Limited 2PC - since we only have one database environment anyway, this may not be an issue
We want to allow nested operations to see entries in the entry cache that have been modified by the parent transaction or nested transactions that have committed, but we do not want those changes to be seen by other threads. It looks as if the current directory server code allows dirty cache reads (e.g. perform a long search operation from one client - modify one of the entries in the search result set in another client - the search may return the modified entry). So this may not be a problem for transaction support.
We will provide slapi_txn_begin, slapi_txn_commit, and slapi_txn_abort, which will be mostly just wrappers around dblayer_txn_begin, dblayer_txn_commit, and dblayer_txn_abort. This will allow plugins to create their own transactions. For example, an extended operation plugin may want to create a transaction to perform several operations.

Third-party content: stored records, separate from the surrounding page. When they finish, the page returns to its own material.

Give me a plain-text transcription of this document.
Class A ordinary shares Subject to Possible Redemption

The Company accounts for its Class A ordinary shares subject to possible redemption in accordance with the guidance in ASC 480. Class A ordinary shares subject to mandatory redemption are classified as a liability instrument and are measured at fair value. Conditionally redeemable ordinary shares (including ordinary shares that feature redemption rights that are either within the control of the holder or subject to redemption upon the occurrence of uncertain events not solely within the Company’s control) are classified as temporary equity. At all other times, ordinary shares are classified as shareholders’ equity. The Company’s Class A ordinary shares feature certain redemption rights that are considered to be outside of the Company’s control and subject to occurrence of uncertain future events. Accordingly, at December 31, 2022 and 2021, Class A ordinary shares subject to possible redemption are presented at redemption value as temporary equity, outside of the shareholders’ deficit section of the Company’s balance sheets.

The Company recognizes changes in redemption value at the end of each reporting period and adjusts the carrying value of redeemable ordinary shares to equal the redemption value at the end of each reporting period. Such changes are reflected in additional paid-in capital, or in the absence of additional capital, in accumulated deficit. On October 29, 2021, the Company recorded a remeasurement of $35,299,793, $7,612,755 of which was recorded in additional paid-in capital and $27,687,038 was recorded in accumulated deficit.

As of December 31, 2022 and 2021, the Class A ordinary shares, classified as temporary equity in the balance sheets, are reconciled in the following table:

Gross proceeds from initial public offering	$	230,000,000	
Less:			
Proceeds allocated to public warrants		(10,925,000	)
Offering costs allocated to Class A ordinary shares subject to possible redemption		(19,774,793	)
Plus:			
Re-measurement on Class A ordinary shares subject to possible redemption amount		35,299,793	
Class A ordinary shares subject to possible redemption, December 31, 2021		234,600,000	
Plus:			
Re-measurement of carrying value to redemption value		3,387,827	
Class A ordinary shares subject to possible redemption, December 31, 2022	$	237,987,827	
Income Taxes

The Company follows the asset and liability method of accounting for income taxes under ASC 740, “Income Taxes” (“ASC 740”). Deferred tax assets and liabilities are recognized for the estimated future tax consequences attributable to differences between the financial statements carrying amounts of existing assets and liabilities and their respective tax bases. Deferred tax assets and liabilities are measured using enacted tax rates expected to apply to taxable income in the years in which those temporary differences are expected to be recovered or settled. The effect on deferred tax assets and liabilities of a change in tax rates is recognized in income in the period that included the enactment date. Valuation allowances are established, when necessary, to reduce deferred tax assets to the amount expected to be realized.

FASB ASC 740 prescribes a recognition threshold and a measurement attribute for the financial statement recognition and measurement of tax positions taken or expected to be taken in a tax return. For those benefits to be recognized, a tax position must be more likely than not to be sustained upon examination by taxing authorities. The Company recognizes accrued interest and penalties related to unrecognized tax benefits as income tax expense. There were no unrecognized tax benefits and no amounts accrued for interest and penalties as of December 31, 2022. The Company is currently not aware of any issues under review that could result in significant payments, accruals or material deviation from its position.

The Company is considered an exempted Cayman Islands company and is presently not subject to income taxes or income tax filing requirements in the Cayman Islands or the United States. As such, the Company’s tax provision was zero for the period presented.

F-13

When the server receives the Start TXN Request, it will lock the database, create a new database transaction object, create a new, unique TXNID, and return the TXNID to the client.
When the server receives an operation with the transaction control with a valid TXNID, the server will store the operation in a list of operations for that transaction, store the transaction information in the pblock for the operation, and set a flag in the transaction information for the operation to indicate that this is the UNCOMMITTED phase. The server code knows this flag means to perform only those actions necessary to be done before the transaction is committed. Nested internal operations will also use the same transaction and phase.
When the server receives the End TXN request, it will commit the transaction in the database. Then it will loop through each of the saved operations, performing them again, this time with the flag set to COMMITTED.
The transaction object contains fields for the transaction ID, the backend transaction structure, and a list of operations performed for this transaction.
The transaction ID can be 64-bit monotonic number.
The connection will be extended with a field for the transaction object for the currently open transaction.
Internal operations must specify the transaction of the “parent” operation. We will have to extend the plugin API to allow for this extra data.
Client | Server front end | Server back end |
---|---|---|
send start TXN -> | receive start TXN | |
request TXN-> | lock database | |
get TXN | <- create TXN | |
store TXN in connection | ||
receive TXN resp | <-start TXN response | |
As part of the Move_changelog work to allow the changelog writes to use the same transaction as the main database, the code was converted.
For referential integrity, I observed that there were two fdatasync() calls. The internal referint call to modify the group entry calls id2entry_add() at line 443 of ldbm_modify.c. This eventually calls db->put (where db is the id2entry db), and this eventually calls fdatasync(). The reason is explained at this post here in the Oracle Berkeley DB forum.
Something about the fact that we are updating an overflow page, and bdb is going to truncate the log, and the overflow page is the last page, so it has to flush (by calling fdatasync()) the log so that it can give the page back to the OS. I’m not sure how to control this behavior - setting nsslapd-db-logbuf-size did not seem to make a difference.